I think I'm alone now ...

... there doesn't seem to be any one around.
- Tiffany



I have always been the type of person who needed my alone time. While I thrive on social interaction, I will eventually short circuit if I don't have time to recooperate. This alone time, for me, is more important than sleep, and my need for it didn't subside after having a baby or after going back to work. After everyone else has gone to bed, there is nothing - and I mean NOTHING - more relaxing to me than curling up in the big chair and taking the time to do something - anything - with nothing to distract me but the sound of the refrigerator running. Sometimes I read, sometimes I write thank you notes or emails, sometimes I watch a cheesy chick flick ... but most recently I've been using that time to update my blog. It brings me back to my days hiking and camping for weeks on end with students. In the evenings after the kids hit their sleeping bags for the night, I would use the quiet time to pen a letter to a friend. I seldom do that anymore - who am I kidding - I don't do that anymore. Typing is so much easier and email so much more efficient. It was wonderful to be so removed from society for months on end that my only contact with friends and family was via general delivery at the nearest post office. Ahh, mail day. Those letters meant more than candy or trail mix in a care package. I think that's why blogging is so fun for me. It's the same concept, really. It's a letter, in a way, without the niceties and the endless lines of questions that will never get answered: How are you? Are you enjoying your summer? More important than the letter itself is the process of just writing. For the duration that I sit here typing my entries, I am alone with my thoughts. Something happens between me and the words on the screen, with the quiet hum of the refrigerator and the dark stillness of the room closing in comfortably around me.
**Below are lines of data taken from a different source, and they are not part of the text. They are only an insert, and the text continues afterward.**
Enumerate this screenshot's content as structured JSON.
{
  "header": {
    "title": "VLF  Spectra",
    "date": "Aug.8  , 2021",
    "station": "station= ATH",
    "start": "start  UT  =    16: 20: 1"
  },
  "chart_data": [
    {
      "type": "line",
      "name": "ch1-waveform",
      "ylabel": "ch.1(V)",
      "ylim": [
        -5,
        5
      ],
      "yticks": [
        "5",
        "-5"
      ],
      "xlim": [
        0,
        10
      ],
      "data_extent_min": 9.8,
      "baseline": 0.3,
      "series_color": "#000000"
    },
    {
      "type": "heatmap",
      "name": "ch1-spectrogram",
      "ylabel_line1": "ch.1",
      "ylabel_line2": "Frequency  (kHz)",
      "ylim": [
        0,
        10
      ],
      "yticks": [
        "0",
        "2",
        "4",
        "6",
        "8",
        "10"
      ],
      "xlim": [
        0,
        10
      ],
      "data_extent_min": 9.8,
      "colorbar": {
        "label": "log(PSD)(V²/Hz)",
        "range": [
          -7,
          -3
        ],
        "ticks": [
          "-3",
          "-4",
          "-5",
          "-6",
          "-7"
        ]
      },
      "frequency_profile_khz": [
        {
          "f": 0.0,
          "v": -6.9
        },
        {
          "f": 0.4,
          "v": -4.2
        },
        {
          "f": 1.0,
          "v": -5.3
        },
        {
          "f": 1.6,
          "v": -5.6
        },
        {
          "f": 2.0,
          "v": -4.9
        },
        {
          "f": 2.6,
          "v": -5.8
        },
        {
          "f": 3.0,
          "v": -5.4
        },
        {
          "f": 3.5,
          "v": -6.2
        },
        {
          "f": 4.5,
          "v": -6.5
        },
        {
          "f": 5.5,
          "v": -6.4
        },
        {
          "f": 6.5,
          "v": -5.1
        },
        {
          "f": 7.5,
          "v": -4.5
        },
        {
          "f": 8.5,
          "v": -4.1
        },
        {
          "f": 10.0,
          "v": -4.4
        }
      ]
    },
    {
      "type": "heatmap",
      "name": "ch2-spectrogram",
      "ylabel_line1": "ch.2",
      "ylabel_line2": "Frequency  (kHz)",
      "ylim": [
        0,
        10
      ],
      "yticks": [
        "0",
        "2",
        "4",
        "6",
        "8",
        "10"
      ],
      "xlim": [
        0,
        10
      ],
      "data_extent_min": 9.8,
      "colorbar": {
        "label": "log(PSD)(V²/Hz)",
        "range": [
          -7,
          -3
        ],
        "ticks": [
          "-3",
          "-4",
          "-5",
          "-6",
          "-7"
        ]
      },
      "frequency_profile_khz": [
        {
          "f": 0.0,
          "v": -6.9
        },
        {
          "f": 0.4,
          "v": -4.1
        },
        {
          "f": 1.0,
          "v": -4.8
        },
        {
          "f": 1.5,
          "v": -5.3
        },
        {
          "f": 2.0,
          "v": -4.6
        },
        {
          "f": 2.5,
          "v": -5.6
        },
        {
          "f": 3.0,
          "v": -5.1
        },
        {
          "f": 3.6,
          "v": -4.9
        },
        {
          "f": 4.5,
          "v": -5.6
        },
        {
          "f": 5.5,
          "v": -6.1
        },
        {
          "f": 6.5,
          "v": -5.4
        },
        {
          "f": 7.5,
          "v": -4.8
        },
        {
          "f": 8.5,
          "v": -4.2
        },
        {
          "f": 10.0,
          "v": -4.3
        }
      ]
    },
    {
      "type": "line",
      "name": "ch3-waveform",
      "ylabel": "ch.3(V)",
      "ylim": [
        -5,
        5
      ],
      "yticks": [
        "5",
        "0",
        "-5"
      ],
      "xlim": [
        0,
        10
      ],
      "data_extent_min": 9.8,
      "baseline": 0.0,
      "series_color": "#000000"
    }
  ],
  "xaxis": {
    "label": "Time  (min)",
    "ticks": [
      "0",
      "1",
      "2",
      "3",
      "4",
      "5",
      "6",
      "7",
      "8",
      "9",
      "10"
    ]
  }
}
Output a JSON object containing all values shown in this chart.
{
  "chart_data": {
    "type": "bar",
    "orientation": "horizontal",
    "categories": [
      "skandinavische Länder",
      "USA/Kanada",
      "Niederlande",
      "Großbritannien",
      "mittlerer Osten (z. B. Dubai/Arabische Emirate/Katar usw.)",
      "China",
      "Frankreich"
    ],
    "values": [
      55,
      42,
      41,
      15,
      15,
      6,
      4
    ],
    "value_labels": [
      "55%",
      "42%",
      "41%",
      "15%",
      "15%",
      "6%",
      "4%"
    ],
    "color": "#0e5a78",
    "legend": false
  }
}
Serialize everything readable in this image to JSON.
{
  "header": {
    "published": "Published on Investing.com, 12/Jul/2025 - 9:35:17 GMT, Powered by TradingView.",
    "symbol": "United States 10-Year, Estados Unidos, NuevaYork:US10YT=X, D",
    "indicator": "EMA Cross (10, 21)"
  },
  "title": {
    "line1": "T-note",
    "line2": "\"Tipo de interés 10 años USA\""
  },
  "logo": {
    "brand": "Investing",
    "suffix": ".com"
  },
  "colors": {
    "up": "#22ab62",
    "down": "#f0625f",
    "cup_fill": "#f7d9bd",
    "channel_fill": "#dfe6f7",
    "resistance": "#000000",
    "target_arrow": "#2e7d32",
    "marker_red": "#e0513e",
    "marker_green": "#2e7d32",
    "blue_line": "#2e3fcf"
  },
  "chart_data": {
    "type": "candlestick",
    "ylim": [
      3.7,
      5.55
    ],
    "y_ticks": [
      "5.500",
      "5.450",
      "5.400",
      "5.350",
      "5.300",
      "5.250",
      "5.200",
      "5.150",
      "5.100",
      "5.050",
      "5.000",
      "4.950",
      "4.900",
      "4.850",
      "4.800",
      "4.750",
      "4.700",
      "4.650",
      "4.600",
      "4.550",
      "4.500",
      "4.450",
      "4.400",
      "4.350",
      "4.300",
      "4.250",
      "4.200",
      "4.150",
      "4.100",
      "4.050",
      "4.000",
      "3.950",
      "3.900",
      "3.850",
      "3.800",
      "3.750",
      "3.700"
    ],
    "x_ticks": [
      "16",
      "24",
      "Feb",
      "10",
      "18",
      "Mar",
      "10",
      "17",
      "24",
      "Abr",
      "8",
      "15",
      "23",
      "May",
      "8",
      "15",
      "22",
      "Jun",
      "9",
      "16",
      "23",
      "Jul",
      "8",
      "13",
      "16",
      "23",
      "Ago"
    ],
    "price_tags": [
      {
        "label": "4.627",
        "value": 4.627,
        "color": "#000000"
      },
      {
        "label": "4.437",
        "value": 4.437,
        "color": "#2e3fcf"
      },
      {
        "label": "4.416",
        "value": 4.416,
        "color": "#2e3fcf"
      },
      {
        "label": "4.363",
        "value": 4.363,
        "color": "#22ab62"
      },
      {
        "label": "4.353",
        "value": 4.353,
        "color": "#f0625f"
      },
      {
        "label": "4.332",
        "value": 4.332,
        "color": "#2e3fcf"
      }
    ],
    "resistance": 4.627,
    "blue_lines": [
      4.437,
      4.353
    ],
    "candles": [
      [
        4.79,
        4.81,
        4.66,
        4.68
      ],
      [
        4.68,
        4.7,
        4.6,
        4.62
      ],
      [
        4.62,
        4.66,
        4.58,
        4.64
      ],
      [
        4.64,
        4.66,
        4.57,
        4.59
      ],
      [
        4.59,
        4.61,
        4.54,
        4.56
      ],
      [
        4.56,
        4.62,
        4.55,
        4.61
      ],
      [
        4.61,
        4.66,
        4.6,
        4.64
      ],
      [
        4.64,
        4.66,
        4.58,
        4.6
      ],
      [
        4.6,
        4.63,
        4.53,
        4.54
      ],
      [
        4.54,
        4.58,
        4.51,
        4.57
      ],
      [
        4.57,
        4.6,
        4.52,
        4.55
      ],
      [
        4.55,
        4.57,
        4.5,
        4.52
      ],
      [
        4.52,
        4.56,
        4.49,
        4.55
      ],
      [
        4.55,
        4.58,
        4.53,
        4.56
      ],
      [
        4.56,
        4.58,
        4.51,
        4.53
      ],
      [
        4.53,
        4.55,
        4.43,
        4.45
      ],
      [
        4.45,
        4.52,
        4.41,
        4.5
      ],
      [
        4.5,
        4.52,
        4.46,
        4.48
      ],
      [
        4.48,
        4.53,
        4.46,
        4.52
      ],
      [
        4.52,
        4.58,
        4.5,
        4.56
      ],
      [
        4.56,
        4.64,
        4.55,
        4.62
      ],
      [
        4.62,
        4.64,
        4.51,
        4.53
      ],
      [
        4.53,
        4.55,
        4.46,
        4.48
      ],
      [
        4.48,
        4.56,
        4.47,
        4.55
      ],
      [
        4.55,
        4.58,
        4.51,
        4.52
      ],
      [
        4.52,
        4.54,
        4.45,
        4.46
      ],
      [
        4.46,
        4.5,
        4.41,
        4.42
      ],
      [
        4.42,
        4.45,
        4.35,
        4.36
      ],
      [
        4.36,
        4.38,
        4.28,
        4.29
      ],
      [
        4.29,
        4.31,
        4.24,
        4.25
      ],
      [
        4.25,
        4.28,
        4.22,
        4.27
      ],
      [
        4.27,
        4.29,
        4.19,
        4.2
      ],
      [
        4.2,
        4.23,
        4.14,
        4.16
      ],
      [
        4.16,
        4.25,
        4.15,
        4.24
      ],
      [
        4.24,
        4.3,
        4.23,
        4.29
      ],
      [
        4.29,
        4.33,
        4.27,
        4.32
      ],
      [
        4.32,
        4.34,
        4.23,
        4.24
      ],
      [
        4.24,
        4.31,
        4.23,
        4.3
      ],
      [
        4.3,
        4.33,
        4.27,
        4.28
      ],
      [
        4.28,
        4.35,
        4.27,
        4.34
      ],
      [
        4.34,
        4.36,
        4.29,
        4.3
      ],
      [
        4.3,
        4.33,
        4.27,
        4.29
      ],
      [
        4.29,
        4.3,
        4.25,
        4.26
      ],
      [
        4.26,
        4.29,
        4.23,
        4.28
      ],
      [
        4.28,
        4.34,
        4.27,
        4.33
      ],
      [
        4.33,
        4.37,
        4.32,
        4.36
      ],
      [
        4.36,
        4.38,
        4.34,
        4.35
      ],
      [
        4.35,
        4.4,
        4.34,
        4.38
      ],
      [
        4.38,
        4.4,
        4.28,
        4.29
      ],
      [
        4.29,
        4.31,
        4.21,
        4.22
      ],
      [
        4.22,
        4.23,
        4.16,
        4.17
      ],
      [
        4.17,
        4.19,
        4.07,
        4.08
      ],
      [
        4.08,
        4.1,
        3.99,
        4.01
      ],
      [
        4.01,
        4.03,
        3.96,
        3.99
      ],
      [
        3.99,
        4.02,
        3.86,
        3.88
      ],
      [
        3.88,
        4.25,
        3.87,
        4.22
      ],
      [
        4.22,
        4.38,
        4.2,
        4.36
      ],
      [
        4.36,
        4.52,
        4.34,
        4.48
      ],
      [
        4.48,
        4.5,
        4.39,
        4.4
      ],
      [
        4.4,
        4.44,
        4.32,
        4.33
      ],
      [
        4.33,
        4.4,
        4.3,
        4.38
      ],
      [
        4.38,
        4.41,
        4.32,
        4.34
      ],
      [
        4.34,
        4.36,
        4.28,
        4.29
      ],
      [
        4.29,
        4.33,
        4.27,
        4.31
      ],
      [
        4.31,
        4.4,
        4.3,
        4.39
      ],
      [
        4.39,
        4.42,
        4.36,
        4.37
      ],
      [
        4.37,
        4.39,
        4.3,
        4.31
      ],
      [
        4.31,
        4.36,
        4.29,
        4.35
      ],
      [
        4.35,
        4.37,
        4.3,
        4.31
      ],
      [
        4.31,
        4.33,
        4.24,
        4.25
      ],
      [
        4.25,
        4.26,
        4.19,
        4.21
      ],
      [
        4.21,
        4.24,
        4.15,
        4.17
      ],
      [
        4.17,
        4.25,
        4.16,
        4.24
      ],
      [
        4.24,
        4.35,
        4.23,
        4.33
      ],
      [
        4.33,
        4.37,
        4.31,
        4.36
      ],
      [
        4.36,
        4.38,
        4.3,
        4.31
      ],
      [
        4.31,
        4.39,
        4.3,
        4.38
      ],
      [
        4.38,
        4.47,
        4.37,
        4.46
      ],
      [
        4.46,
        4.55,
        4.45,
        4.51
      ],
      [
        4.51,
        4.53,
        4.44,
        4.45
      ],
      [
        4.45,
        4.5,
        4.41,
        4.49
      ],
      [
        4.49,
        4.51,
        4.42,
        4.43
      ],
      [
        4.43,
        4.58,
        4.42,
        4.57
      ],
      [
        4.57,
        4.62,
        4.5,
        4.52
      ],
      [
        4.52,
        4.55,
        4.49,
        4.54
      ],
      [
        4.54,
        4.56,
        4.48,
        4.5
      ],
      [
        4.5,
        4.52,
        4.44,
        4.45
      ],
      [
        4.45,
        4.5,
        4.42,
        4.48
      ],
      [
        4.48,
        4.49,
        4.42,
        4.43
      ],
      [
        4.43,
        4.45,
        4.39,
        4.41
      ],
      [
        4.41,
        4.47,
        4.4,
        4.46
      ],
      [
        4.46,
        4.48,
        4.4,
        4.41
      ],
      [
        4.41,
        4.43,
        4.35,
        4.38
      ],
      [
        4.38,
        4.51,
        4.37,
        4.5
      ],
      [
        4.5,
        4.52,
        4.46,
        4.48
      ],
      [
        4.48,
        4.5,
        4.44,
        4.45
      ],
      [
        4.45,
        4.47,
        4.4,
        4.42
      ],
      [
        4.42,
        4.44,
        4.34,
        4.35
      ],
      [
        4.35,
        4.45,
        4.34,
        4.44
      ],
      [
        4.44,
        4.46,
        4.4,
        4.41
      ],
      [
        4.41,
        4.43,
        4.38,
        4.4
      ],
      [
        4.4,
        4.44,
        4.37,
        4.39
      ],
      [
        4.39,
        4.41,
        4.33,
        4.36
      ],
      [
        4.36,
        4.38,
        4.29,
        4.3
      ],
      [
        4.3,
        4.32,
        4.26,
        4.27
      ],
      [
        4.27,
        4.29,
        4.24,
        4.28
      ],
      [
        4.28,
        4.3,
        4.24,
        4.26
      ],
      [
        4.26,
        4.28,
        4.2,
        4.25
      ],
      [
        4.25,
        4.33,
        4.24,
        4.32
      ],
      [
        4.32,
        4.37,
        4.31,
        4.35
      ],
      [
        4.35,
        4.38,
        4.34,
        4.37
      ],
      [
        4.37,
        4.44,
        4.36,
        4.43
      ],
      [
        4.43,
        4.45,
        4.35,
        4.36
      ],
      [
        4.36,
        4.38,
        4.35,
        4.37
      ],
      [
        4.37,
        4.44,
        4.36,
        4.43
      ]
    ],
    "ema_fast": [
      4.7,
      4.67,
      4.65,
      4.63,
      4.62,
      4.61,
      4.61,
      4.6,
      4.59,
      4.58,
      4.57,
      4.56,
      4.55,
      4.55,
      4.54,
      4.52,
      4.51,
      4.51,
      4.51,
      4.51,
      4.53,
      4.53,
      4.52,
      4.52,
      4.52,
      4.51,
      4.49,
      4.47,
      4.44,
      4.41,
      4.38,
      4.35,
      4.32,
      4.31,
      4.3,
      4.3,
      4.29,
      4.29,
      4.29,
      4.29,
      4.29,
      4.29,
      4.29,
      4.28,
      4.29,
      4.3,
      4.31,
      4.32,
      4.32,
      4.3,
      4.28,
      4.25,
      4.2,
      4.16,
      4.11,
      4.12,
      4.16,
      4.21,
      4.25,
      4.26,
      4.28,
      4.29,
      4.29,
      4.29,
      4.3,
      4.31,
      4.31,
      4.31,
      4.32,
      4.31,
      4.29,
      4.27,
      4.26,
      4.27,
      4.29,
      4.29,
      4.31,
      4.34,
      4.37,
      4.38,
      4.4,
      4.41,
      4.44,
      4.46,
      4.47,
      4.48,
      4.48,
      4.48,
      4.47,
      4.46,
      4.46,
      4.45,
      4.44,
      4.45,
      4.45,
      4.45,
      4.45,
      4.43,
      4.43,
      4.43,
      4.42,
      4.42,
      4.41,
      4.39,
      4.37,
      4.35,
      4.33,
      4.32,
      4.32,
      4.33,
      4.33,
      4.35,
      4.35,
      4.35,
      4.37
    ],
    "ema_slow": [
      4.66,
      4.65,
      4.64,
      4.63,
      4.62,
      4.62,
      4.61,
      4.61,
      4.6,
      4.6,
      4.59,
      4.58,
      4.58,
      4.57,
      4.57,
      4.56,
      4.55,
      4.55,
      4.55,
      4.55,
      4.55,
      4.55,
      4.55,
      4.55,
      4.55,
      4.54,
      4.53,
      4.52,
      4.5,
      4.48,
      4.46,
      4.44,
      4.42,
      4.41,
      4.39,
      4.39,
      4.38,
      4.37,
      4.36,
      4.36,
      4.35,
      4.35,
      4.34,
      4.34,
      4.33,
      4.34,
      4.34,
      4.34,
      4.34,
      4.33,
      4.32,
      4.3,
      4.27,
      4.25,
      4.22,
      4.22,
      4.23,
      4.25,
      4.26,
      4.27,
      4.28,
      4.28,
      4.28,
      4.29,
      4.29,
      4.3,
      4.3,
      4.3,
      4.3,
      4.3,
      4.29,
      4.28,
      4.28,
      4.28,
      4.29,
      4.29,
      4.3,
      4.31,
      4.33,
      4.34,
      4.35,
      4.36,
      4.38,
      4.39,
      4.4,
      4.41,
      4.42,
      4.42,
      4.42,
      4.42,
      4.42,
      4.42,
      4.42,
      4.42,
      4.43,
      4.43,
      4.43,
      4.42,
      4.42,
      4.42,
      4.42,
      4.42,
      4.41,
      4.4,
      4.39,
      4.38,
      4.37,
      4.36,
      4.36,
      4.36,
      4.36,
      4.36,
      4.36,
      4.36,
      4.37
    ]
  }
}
I am elevated and energized by the endless possibilities of a blank page, with no agenda and no notes to work from - no deadline. I am pushed to communicate humorously and precisely - to make people laugh and to understand with nothing but the power of words. And pictures. My other favorite pastime. Capturing the essence of a place or a person or an experience in just a single frame. Even now, with a two-month old who wakes up several times a night, I choose this quiet time over sleep. Am I nuts? (Don't answer that.)

1 comment:

kitty said...

i absolutely 100 percent couldn't agree more. and i say good for you.